Ondanks de dringende en aanhoudende protesten en een gezamenlijke petitie vanuit het GGZ-veld, stemde de Tweede Kamer op 17 oktober alsnog in met de Jeugdwet, inclusief het onderdeel jeugd-GGZ. De NVVP heeft zich ruim twee jaar tegen de transitie van de jeugd-GGZ naar de gemeenten verzet en de Kamerleden met vele factsheets willen wijzen op het gevaar ervan voor kinderen en jeugdigen met psychische problemen. Alle pijlen zijn nu gericht op de leden van de Eerste Kamer; de komende tijd zal de lobby van de NVVP daarop zijn gericht. De NVVP heeft op 31 oktober een factsheet naar de Eerste Kamer gezonden waarin alle kritische kanttekeningen wederom voor het voetlicht komen. De behandeling van de ontwerp-Jeugdwet door de Eerste Kamer kan nog wel even op zich laten wachten, zo hebben wij vernomen. Dat kan gevolgen hebben, omdat de wet formeel pas een jaar na publicatie in de Staatscourant in werking kan treden.

‘Privacyrisico als taken naar gemeente gaan’

Het College bescherming persoonsgegevens (CBP) maakt zich zorgen over de overheveling van taken van provincie en Rijk naar gemeenten. Met name als het gaat om de jeugdzorg, werk en inkomen en zorg aan langdurig zieken en ouderen is niet goed uitgewerkt hoe de privacy gewaarborgd kan worden, aldus het CBP. Dat levert volgens de instantie ernstige risico’s op voor de persoonlijke levenssfeer van betrokkenen. Het college heeft daarover een brief gestuurd aan minister Ronald Plasterk van Binnenlandse Zaken. Volgens de privacytoezichthouder zitten er risico’s aan het ‘bovenmatig delen van persoonsgegevens, het gebruiken van de gegevens voor een doel dat niet verenigbaar is met het oorspronkelijke doel waarvoor zij zijn verzameld en de beveiliging’.
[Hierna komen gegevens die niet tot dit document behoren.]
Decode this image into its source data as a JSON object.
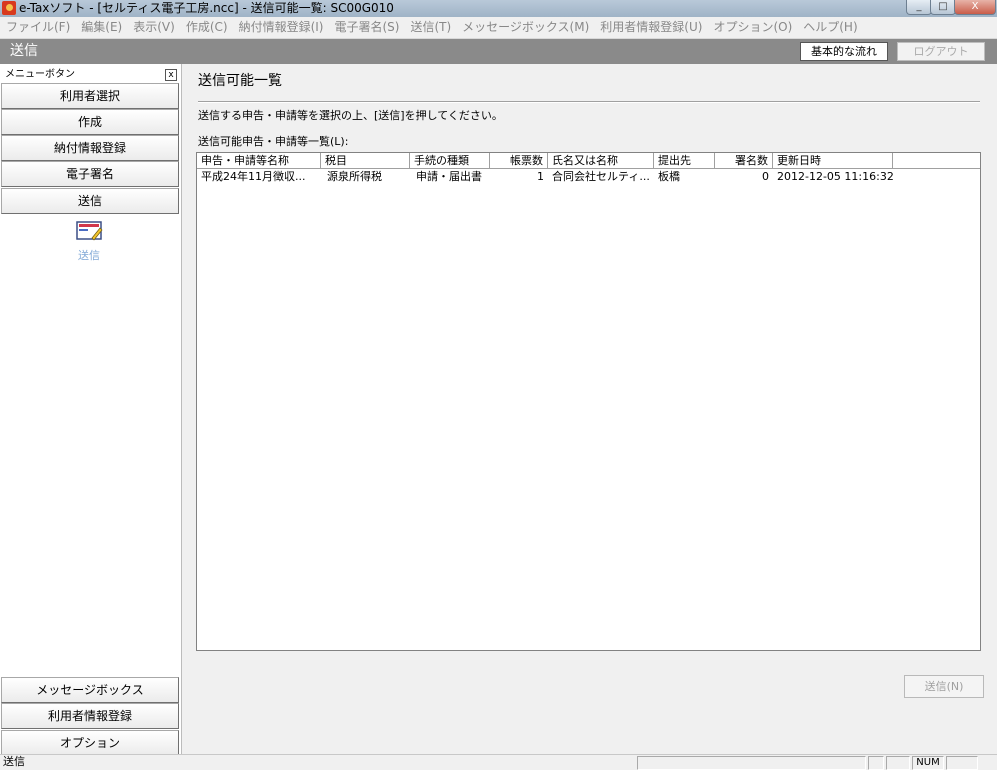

Bovendien dreigt volstrekte ondoorzichtigheid, zo stelt het college, ‘waardoor het noch voor burgers noch voor de overheid zelf inzichtelijk is wie welke gegevens verzamelt en gebruikt en met welk doel dat gebeurt’. Dit geluid werd de laatste weken ook steeds vaker vanuit de regio gehoord, waar gemeenten hun jeugdzorgbeleid aan het vormgeven zijn.

K&J-nieuwsbrief en informatie op Mijn NVVP

In de K&J-nieuwsbrief die onlangs aan de leden van de NVVP is gezonden, staat informatie over de totstandkoming van het besluit van de Tweede Kamer, als ook over de transitiearrangementen die eind oktober in de diverse gemeenten worden beklonken. In een interview vertellen twee leden hoe zij zich profileren binnen hun regio en gemeenten. De K&J-nieuwsbrieven zijn gepubliceerd op Mijn NVVP, naast vele andere informatieve documenten die voor kinder- en jeugdpsychologen en –psychotherapeuten van belang zijn.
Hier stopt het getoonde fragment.